Un lunes de casi hace un año, cuando decidí volverme a Zaragoza porque acababa de romper con la mitad de mi existencia, llamé a su puerta. Me abrió y le dije que me daban igual las clases, las notas, las prácticas, Madrid y en general mi vida... Que me iba. Ella tomó entre sus manos mi voz temblorosa y me sentó en su cama. Sin más, me dejó hablar. Y su experiencia reciente se reflejó en el cristal de sus ojos, titilante mientas yo le hablaba de cómo me sentía una segadora de vidas despiadada.
Más tarde, mientras casi me metía en vena una tila, yo oía su voz. En el comedor de la residencia iba y venía gente, pero yo no atendía a nada. Tampoco la escuchaba, pero sí recuerdo el timbre de su voz. En guardia, sujetándome, sin flaquear, simplemente llenando mis oídos de una esperanza que yo creía perdida para siempre.

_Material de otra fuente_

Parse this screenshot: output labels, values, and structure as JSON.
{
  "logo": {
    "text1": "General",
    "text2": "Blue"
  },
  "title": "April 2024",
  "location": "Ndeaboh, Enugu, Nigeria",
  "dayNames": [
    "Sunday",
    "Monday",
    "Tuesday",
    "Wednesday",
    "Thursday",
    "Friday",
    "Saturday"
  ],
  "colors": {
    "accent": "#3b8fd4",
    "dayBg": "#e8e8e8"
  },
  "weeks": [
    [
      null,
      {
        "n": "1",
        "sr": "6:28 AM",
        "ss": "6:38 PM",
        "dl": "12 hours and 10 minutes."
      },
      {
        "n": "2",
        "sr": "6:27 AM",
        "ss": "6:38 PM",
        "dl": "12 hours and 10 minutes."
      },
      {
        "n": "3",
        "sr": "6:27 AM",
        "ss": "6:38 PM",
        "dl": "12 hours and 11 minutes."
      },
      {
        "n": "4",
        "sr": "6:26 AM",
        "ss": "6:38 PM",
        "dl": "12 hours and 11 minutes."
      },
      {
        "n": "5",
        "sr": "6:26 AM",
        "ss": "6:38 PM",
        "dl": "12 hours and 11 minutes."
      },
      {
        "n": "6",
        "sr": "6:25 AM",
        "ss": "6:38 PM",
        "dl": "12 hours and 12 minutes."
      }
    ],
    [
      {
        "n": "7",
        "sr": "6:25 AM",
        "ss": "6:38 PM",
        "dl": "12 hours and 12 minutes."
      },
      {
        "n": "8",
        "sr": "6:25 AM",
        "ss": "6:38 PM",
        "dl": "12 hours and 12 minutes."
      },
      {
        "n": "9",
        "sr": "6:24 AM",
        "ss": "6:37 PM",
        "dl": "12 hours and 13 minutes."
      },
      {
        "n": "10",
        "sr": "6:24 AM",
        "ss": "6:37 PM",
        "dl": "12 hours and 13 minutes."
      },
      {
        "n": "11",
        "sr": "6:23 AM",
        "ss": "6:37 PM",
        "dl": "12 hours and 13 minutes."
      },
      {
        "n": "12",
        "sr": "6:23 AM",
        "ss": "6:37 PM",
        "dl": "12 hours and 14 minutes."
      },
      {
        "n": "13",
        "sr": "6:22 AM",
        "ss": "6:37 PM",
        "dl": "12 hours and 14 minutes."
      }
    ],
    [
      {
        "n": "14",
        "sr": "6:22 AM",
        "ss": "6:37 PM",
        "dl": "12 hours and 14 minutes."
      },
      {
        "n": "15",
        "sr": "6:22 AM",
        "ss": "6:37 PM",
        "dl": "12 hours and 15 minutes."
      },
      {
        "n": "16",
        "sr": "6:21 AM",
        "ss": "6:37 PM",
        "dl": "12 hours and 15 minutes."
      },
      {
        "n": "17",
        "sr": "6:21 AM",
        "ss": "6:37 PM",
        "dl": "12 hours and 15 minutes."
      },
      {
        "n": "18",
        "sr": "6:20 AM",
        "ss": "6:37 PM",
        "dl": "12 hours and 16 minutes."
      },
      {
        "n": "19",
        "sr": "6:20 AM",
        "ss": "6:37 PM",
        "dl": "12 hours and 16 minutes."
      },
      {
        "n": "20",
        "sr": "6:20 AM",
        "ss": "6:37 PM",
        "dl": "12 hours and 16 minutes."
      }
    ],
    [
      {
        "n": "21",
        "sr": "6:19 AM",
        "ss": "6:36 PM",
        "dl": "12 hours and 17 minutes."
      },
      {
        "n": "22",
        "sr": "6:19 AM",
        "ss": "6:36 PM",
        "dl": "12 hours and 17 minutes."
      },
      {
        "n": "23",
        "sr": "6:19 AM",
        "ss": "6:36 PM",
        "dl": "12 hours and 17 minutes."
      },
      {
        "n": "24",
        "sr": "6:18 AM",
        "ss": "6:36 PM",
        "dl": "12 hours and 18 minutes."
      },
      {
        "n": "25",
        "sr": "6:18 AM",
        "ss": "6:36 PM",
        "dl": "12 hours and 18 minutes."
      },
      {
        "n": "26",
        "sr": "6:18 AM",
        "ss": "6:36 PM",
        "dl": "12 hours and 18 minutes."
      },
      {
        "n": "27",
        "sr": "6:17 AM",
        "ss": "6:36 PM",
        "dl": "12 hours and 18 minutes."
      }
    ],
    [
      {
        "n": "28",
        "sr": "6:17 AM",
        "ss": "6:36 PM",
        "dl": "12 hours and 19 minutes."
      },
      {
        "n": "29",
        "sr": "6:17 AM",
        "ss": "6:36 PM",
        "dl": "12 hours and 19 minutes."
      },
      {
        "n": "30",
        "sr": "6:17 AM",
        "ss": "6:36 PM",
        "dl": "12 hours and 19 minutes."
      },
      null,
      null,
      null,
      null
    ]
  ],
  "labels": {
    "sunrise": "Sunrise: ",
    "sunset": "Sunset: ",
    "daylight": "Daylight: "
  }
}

Y hoy aquí estamos. Celebrando sus veinte años a las seis de la tarde a golpe de chupito de ron, igual que celebramos los míos en plena madrugada de exámenes, esta vez con whisky. Hablando de todo y sobre todo escuchándonos, tomándonos con calma, conviviendo de una manera tan sencilla que parece irreal. No faltan las risas y las situaciones a las que nos sometemos y que nadie en esta residencia sospecharía nunca. No falto yo sentada en su cama nada más levantarme si la noche anterior me ha pasado algo, la bromas sobre el cine y la música, los paseos por Madrid y las cañas renegando de Mahou siempre que podemos.
Hoy es su día. Pero el mío es siempre por la suerte de habernos encontrado. Felices veinte, Blanche.
1 comentario:
Preciosa amistad, te envidio de manera sana, cuidala.